2.  **Convert to JSON**: Transform the Markdown output into the JSONL format required by AutoSchemaKG.
3.  **KG Extraction**: Run the `KnowledgeGraphExtractor` on the processed data.

### Quick Start

1.  **Install Dependencies**:
    ```bash
    # Create a separate environment recommended
    conda create --name pdf-marker pip python=3.10
    conda activate pdf-marker
    pip install 'marker-pdf[full]' google-genai
    ```

2.  **Configure**: Edit `config.yaml` to set your LLM service (Azure OpenAI or Gemini) and input/output paths.

3.  **Run Conversion**:
    ```bash
    # Convert PDF to Markdown
    bash run.sh
    
    # Convert Markdown to JSON (from AutoSchemaKG root)
    python -m atlas_rag.kg_construction.utils.md_processing.markdown_to_json \
        --input example_data/md_data \
        --output example_data
    ```

## Output Formats

### 1. GraphML

The final Knowledge Graph is often exported as `.graphml`, which can be opened in networkx.

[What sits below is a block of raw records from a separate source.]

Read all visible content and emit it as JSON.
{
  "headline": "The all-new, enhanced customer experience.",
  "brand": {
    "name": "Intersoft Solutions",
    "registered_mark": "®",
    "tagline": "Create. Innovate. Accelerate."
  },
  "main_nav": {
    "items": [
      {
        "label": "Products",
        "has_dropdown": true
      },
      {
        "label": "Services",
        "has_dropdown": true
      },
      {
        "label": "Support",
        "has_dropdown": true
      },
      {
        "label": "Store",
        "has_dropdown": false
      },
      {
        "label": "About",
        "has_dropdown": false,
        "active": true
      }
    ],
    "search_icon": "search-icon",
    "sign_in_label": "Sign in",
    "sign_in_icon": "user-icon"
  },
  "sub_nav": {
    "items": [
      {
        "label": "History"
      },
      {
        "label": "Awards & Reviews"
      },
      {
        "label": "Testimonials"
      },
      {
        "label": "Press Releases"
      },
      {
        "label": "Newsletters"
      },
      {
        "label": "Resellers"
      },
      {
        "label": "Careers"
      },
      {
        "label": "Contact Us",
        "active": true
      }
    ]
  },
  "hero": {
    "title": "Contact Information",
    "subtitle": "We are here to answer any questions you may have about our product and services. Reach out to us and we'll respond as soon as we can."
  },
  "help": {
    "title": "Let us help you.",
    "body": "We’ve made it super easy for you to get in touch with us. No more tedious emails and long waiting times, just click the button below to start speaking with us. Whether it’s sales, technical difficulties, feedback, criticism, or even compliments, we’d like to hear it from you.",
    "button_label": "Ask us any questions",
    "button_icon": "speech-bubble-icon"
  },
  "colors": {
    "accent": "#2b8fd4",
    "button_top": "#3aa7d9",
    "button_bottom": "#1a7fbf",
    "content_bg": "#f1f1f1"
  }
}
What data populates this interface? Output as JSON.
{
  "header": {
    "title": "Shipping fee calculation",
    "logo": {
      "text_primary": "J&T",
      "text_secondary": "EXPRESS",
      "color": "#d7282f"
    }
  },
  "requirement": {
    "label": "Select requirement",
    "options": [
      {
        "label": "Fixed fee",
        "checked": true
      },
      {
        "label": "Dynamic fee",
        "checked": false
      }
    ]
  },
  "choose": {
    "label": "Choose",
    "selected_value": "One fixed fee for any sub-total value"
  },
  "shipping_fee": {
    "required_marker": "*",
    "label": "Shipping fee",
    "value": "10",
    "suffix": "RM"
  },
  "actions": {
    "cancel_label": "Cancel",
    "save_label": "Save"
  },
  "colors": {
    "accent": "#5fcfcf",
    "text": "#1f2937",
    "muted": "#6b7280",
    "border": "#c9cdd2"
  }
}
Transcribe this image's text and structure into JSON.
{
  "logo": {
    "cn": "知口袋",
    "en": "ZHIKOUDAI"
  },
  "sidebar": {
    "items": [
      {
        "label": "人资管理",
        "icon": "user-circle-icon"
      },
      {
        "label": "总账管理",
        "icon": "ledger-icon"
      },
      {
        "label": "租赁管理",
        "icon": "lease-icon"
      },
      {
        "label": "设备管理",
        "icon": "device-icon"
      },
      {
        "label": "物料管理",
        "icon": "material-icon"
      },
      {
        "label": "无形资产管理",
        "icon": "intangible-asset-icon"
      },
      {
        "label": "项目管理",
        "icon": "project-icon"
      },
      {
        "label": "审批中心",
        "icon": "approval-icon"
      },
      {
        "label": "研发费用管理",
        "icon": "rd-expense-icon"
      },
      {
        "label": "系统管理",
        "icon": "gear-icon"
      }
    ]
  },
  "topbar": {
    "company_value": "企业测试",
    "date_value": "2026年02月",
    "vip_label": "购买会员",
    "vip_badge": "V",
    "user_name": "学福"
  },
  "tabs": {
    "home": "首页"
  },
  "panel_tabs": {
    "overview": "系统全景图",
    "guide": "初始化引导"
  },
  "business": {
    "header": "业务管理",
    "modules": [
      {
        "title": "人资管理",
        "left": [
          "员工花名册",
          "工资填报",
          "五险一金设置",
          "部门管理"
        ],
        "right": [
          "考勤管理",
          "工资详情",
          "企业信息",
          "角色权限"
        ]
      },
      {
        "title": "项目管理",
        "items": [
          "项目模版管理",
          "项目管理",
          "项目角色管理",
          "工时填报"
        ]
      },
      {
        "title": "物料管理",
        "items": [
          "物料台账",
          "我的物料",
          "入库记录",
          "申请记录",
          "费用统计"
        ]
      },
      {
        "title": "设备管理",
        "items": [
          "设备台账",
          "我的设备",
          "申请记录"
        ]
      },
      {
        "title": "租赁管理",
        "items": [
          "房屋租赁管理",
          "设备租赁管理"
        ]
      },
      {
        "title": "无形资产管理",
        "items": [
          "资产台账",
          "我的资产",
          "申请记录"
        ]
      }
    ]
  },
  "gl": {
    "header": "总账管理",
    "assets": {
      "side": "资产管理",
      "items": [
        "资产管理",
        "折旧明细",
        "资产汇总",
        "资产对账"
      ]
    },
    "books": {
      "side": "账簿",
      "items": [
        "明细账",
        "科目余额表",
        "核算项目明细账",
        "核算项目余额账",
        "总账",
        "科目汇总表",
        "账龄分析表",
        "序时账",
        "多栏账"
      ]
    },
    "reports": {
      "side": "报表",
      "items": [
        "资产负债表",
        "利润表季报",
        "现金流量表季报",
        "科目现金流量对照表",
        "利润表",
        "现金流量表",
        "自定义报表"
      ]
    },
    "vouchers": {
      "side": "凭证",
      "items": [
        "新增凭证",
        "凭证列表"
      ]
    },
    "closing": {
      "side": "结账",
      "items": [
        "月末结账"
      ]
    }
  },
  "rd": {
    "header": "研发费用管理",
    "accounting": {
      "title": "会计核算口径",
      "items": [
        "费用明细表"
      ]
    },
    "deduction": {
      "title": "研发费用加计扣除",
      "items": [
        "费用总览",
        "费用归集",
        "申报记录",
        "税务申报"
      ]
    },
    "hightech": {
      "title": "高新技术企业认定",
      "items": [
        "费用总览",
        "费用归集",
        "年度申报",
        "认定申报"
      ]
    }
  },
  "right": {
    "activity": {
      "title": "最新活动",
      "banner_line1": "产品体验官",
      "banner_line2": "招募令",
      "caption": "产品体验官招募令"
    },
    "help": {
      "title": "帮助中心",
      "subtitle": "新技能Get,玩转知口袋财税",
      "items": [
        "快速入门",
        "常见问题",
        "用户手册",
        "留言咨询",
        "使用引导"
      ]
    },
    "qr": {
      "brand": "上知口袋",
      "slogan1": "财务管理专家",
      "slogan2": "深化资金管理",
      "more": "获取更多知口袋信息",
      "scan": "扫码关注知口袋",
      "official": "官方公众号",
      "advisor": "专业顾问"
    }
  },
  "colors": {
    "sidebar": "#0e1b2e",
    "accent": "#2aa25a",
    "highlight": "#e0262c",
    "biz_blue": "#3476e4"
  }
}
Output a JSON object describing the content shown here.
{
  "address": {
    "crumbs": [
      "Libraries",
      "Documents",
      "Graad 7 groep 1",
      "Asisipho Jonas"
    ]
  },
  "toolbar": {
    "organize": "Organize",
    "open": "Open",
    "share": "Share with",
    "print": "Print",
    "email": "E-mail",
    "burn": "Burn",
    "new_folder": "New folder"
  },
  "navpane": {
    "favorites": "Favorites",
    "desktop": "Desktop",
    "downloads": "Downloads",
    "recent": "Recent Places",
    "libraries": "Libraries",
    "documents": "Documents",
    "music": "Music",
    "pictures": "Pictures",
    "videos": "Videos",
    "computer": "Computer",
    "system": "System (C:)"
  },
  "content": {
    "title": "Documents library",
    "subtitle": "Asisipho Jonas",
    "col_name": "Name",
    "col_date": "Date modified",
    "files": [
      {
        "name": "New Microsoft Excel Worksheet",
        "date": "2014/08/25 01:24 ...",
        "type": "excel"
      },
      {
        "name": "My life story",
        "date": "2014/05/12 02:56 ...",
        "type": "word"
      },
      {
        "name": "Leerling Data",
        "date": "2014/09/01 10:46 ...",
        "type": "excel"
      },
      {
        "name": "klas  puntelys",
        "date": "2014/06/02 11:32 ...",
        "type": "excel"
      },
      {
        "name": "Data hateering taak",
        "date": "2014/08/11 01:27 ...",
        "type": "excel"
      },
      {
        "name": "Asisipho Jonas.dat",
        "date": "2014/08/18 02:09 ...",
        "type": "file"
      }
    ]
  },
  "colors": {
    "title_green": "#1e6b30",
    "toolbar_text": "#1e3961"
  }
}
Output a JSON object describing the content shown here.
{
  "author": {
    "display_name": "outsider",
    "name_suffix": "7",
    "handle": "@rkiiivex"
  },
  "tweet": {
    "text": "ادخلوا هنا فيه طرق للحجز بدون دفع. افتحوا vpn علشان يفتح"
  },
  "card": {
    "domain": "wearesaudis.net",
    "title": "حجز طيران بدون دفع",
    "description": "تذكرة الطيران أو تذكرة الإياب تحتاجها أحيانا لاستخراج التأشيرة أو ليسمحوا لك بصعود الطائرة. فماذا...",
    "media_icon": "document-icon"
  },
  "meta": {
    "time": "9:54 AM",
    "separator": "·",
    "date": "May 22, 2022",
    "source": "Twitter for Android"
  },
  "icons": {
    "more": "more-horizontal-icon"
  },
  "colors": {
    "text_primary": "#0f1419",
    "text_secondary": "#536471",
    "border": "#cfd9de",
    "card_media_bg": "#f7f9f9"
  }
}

### 2. CSV (Triples & Concepts)

Intermediate results are stored as CSVs:
-   **Triples CSV**: `triple_nodes, triple_edges, text_nodes, text_edges`
-   **Concepts CSV**: `triple_edges, concept_edges, concept_nodes`

### 3. NetworkX / GraphDatabase

For programmatic access, graphs are manipulated as NetworkX objects or stored as Graph Database instances.